Steyn's recipe for subcontinental success
If you had a stencil of the Mona Lisa, would that make you as good as Leonardo da Vinci? Of course not. Even with the exact instructions to create an identical replica of the iconic painting, you are likely to miss something - a speck of light, a touch of shading - simply because you do not have da Vinci's unique skill set.
So if Dale Steyn told the world's bowlers what to do on the subcontinent's stubborn surfaces, would they get the same results he has? Of course not, which may be why, two days before the first Test against India in Mohali, Steyn revealed the secrets behind his unprecedented success in such unfriendly conditions for seamers.
"One of the key things I have done here is to bowl fast," Steyn said. "Pace through the air is really important. With the wickets being on the slow side, anything from 135 down - batters are able to make the adjustment when the ball hits the deck. It's the guys that bowl 145 plus, that really rush batters because it gives them a lot less time to be able to adjust when the ball is reversing or there is a bit of something off the deck. But control is another thing. You have to land the ball in the right area."
That's it then?
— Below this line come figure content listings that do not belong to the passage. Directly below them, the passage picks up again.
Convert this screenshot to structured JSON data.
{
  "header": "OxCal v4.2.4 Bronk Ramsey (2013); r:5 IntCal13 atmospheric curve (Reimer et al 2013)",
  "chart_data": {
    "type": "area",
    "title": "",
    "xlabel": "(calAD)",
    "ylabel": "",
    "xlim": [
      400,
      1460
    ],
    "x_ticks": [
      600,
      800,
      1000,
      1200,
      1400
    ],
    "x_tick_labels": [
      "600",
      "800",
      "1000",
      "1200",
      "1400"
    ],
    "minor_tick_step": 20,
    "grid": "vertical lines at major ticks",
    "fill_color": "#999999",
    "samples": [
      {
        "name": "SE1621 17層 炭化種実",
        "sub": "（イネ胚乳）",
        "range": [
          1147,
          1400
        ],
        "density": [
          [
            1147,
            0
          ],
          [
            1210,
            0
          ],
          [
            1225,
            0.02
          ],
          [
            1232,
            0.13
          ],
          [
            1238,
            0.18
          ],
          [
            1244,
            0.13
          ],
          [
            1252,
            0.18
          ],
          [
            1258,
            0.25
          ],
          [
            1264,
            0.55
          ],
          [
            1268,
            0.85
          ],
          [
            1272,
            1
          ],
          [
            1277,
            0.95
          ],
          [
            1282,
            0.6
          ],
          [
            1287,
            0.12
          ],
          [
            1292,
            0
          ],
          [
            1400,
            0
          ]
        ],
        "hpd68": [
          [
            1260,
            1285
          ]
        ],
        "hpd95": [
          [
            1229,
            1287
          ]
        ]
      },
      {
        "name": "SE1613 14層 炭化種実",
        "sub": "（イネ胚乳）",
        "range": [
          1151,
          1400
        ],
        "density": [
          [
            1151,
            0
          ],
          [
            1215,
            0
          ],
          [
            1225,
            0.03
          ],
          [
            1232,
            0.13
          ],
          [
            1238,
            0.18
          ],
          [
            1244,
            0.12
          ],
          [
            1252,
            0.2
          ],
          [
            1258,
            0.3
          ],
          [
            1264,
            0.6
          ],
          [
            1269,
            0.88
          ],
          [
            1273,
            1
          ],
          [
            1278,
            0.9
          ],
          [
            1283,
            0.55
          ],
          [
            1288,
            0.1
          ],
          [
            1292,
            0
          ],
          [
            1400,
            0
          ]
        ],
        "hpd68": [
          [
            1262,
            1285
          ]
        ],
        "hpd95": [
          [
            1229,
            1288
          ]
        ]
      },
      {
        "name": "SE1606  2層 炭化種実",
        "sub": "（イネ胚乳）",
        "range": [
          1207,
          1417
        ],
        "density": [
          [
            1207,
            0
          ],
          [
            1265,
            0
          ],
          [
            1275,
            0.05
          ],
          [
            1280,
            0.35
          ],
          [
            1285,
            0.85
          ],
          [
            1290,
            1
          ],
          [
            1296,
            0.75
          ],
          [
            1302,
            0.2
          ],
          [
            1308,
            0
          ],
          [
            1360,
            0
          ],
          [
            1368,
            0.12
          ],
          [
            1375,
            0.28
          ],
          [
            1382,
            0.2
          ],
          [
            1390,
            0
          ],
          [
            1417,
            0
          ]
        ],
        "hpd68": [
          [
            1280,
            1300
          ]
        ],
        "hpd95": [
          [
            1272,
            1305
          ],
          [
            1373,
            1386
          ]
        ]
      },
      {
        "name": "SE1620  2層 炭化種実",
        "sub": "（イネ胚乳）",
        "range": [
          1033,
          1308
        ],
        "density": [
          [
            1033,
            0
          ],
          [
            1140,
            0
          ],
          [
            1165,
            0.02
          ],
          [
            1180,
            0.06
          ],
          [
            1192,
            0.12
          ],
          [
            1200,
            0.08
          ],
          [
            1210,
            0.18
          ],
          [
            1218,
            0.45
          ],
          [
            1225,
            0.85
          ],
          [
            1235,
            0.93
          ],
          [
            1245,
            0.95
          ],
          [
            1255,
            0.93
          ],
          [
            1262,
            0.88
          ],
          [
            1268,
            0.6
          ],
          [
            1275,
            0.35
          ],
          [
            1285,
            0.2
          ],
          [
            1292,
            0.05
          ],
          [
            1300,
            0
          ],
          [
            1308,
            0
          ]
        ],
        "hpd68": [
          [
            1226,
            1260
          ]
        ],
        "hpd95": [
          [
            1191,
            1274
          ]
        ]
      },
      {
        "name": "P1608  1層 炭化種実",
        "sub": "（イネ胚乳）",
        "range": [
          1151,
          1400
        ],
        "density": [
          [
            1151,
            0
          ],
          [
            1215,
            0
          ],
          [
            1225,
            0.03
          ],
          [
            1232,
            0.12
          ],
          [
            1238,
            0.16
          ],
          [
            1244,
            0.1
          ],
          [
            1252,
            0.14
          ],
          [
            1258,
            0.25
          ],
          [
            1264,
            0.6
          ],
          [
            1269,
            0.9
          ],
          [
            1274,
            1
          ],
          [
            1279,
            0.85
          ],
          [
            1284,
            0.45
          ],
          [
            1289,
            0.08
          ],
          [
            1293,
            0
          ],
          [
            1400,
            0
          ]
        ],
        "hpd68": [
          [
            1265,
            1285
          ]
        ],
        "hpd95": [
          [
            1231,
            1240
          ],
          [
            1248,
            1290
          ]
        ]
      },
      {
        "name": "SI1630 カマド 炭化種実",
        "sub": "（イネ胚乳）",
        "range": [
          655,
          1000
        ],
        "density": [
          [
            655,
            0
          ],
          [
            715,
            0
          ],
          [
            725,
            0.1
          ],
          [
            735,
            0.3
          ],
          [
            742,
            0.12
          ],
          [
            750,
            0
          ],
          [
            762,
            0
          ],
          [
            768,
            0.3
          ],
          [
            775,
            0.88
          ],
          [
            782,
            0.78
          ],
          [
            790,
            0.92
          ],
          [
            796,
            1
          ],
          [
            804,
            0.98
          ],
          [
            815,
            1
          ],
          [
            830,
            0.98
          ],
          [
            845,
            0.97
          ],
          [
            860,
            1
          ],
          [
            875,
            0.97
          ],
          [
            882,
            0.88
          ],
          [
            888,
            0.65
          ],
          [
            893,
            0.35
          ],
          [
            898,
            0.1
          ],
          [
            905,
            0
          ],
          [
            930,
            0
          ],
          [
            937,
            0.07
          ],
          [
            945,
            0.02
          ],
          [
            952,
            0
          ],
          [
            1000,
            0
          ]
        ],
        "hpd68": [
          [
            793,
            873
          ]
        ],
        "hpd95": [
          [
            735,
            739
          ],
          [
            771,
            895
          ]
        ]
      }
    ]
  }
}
Pure pace and precision and nothing else? Not quite.
The fear of the fast bowler could force a batsmen into a mistake. Sometimes, the irritation of the accurate bowler could induce an error. Sometimes. But, the rest of the time the bowler has to have a Plan C, which will often involve his fielders.
"We do a lot of homework: who we are playing against and where players get out, especially their last 10 innings. We look at how have they got out and if there is a pattern," Steyn explained.
"It's not rocket science. Jacques Kallis always used to say top of off stump with the odd bouncer to any batter in the world is really difficult and that's generally it. But if you get a guy like Sachin, when you bowl top of off stump, he will hit you through point. And If you bowl the top off to M Vijay, he will probably hit you through covers, so it's important to know where you want your fielder to be. The delivery stays the same but the batsmen's shot-making will change."
Then come the mind games. "It's about getting into his head a little bit. Maybe looking at his last ten dismissals and if there has been an area where he has got out, maybe caught short midwicket for example, putting a guy there and making him aware that, 'I know that's where you have got out, I know you are uncomfortable getting out there, stats tell me in your last 10 dismissals you've been out there eight times, I am going to put the guy there and I am going to tell you about it and if you get out to him, I am going to laugh at you too."
India's batsmen have been warned that Steyn has done his research but that is not all that should concern them. Steyn also considers himself readier than he may have been at the beginning of the tour, and is even threatening to deliver more overs with more venom than usual in a place where he "loves bowling".
"I tend to bowl better when I've had some bowling under my belt. I've often gone into a first Test a little bit undercooked when I haven't had a series before and then as the series goes on, I tend to get better and better," he said, referring to the benefits of having played the ODIs first.
"And I love bowling in India because the grounds are quite flat. In South Africa, you've got this massive table where it feels like you are running uphill when you have to bowl whereas here it feels like you are on a tartan track, you are running flat. Here you don't have that extra leg workout, you almost feel like you are running downhill all day long - so even though the wickets are not offering you a lot like pace and carry, your run up always feels smoothly the ball tends to always come out quite nicely. You are able to push on all the time."
"It's not like at the Wanderers where at five in the afternoon when you've been bowling all day, now you have to run up this hill to bowl. It's still really difficult but the guys are fit, I understand that's my job and I want to bowl faster in the late afternoon than I did in the morning."
There's the second part of the secret: more pace and precision at the end of the day than at the start. The world's bowlers may know the formula, but how many would be able to put it into practice?